The original sermons that were given with Bach’s Passions have not survived. No doubt that is the cue for a huge sigh of relief among audiences today, but it is worth remembering how far from a truly authentic experience even today’s historically-informed performances of Bach are. Every occasion is a reinvention on its own terms.
For this Good Friday concert Mark Padmore and the Britten Sinfonia presented the St John Passion in a guise at once Baroque and modern. After more than 150 performances, which have included singing the Evangelist in a fully-staged production cuddling a live lamb, Padmore must know the work better than most, and his ideas have grown out of that experience.
The good news was that a one-hour Lutheran sermon in German was not part of the plan. Instead, there were readings, including extracts from TS Eliot’s Ash Wednesday, the poem he wrote on his conversion to Anglicanism, delivered with calm understatement by Simon Russell Beale — an interesting, if half-baked choice as a modern equivalent, targeted at an educated, 21st-century audience sitting in a concert hall.

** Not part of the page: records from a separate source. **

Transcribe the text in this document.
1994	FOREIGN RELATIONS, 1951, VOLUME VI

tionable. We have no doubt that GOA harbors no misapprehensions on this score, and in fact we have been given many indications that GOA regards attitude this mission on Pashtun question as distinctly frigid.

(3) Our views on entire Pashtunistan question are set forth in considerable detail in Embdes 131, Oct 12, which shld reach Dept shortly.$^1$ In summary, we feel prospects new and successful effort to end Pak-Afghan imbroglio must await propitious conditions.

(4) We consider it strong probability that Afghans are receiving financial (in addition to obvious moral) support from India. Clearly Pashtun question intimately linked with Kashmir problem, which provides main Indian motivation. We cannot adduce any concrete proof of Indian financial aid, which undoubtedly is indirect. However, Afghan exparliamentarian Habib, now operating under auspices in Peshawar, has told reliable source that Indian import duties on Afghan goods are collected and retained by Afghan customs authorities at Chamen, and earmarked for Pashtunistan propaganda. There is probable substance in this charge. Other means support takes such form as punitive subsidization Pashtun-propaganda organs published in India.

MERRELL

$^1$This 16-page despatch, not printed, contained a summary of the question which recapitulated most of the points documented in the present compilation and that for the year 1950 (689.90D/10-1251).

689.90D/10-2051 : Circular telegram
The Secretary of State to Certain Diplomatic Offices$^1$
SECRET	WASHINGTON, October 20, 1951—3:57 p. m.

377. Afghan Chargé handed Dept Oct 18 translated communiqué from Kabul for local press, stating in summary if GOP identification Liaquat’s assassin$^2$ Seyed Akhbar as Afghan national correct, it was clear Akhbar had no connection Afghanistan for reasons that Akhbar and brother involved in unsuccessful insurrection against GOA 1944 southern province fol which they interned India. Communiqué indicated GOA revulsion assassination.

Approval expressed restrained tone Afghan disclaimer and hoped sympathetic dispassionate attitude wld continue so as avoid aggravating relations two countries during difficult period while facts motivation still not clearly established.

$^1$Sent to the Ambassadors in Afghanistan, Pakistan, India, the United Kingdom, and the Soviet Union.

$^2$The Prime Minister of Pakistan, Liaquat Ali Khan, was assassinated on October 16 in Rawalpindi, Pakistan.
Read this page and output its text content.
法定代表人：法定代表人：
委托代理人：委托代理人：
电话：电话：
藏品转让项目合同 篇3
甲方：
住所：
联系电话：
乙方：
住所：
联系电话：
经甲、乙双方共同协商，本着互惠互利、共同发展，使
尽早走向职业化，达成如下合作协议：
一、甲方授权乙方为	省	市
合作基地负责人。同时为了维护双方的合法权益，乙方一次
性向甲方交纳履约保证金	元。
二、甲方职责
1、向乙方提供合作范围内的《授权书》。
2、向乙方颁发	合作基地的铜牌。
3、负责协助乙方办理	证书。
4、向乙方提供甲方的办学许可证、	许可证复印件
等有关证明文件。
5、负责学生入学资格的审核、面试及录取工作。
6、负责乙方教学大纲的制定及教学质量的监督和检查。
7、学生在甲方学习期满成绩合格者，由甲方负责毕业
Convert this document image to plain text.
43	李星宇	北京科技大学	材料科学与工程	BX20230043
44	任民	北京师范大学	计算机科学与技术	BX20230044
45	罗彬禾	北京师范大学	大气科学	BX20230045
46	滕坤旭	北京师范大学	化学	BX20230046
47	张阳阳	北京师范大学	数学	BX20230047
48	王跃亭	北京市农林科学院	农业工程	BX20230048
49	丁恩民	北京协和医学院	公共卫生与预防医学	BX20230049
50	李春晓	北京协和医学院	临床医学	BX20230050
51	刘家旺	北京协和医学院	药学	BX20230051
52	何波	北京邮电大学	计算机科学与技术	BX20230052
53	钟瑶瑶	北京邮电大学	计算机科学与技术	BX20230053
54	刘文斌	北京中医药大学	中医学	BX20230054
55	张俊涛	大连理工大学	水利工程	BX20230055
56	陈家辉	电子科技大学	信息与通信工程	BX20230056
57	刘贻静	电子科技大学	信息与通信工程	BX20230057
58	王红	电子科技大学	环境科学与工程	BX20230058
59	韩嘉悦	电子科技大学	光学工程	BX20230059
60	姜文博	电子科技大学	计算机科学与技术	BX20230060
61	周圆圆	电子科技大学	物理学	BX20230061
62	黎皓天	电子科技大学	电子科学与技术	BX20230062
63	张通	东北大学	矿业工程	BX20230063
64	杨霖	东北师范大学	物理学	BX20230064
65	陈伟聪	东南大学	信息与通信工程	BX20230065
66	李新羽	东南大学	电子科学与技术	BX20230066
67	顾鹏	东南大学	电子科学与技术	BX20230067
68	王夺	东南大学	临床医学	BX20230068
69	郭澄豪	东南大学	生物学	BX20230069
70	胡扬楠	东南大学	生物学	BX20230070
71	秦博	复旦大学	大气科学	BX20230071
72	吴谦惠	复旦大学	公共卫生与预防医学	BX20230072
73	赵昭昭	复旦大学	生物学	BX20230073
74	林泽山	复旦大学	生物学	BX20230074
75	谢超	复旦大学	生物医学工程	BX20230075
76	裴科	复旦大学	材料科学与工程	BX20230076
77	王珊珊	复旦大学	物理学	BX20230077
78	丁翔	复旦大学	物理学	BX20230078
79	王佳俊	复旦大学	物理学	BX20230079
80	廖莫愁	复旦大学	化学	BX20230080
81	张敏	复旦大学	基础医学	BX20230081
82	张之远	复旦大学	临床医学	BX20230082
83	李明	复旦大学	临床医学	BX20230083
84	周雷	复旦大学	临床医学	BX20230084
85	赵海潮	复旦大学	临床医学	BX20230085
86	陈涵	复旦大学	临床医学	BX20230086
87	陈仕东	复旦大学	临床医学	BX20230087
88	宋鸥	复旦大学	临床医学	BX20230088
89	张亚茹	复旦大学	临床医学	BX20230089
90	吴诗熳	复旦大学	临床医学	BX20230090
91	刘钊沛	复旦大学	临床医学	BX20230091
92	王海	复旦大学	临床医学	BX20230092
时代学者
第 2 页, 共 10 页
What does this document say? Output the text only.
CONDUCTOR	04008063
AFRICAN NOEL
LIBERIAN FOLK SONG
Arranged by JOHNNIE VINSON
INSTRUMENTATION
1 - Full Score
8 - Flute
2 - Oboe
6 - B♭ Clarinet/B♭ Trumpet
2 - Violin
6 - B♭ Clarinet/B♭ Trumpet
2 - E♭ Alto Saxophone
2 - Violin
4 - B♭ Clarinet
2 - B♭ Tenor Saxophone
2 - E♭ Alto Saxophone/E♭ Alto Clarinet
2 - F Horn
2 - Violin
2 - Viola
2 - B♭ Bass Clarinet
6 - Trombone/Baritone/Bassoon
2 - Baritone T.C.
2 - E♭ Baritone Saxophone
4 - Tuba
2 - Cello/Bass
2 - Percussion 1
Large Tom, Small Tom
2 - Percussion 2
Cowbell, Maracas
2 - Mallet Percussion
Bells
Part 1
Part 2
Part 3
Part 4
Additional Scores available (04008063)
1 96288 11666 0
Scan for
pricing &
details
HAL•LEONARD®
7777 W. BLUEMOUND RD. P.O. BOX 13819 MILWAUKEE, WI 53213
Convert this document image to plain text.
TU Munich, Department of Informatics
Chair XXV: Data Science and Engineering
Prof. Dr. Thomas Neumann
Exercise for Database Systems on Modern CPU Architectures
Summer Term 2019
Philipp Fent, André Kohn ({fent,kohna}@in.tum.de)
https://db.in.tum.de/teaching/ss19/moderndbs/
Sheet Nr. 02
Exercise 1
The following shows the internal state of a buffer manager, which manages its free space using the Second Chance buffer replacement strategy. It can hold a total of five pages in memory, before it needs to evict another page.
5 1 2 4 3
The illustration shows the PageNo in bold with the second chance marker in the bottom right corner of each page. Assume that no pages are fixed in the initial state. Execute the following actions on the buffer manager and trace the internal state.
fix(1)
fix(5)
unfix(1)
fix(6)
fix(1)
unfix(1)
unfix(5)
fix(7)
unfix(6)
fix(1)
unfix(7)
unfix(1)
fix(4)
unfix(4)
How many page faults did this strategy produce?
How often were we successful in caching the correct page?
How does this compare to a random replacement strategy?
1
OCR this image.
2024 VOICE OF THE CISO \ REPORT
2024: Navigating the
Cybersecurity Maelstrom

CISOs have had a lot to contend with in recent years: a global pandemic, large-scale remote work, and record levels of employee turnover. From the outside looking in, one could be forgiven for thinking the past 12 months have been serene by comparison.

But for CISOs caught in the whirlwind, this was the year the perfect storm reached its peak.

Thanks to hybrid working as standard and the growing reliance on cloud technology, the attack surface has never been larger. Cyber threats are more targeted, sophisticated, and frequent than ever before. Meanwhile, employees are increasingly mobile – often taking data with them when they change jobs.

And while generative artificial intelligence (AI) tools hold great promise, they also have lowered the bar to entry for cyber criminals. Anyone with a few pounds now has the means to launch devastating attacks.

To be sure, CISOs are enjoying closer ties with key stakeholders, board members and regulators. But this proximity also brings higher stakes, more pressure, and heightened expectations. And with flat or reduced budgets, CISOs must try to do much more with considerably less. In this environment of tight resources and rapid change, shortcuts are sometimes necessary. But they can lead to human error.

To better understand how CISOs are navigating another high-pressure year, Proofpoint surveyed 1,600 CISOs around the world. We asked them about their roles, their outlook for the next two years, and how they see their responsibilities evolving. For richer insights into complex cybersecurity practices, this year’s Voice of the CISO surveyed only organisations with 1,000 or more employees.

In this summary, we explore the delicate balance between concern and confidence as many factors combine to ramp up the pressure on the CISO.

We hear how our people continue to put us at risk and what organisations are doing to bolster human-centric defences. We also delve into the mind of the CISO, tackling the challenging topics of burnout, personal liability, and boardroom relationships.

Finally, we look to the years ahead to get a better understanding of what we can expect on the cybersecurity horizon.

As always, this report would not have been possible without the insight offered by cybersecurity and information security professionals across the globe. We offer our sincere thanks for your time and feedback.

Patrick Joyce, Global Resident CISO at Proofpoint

In musical terms the performance similarly followed the path of compromise. The Britten Sinfonia played on mostly modern instruments, but with numbers reduced to the minimum possible in this hall. At a dozen in the choir, including Padmore, the Britten Sinfonia Voices was also small in scale, and its members supplied the soloists for the arias, most of them singing to a more than acceptable standard. Padmore’s Evangelist was lyrical and heartfelt as always, despite passing intonation problems. Perhaps most important, there was no conductor. This involved gains and losses, though purely for technical accuracy today’s highly skilled professional musicians hardly need one, and indeed it was a pleasure to hear the chorales performed simply, rather than squeezed for every drop of emotion as they can be.
Arty and simple, authentic and not-authentic, this was a St John Passion to be appreciated on its own terms. As a final reminder of those terms at their best, the choir ended unaccompanied with Jacob Handl’s “Ecce quomodo moritur Justus”, as Bach himself did, and the effect was heavenly.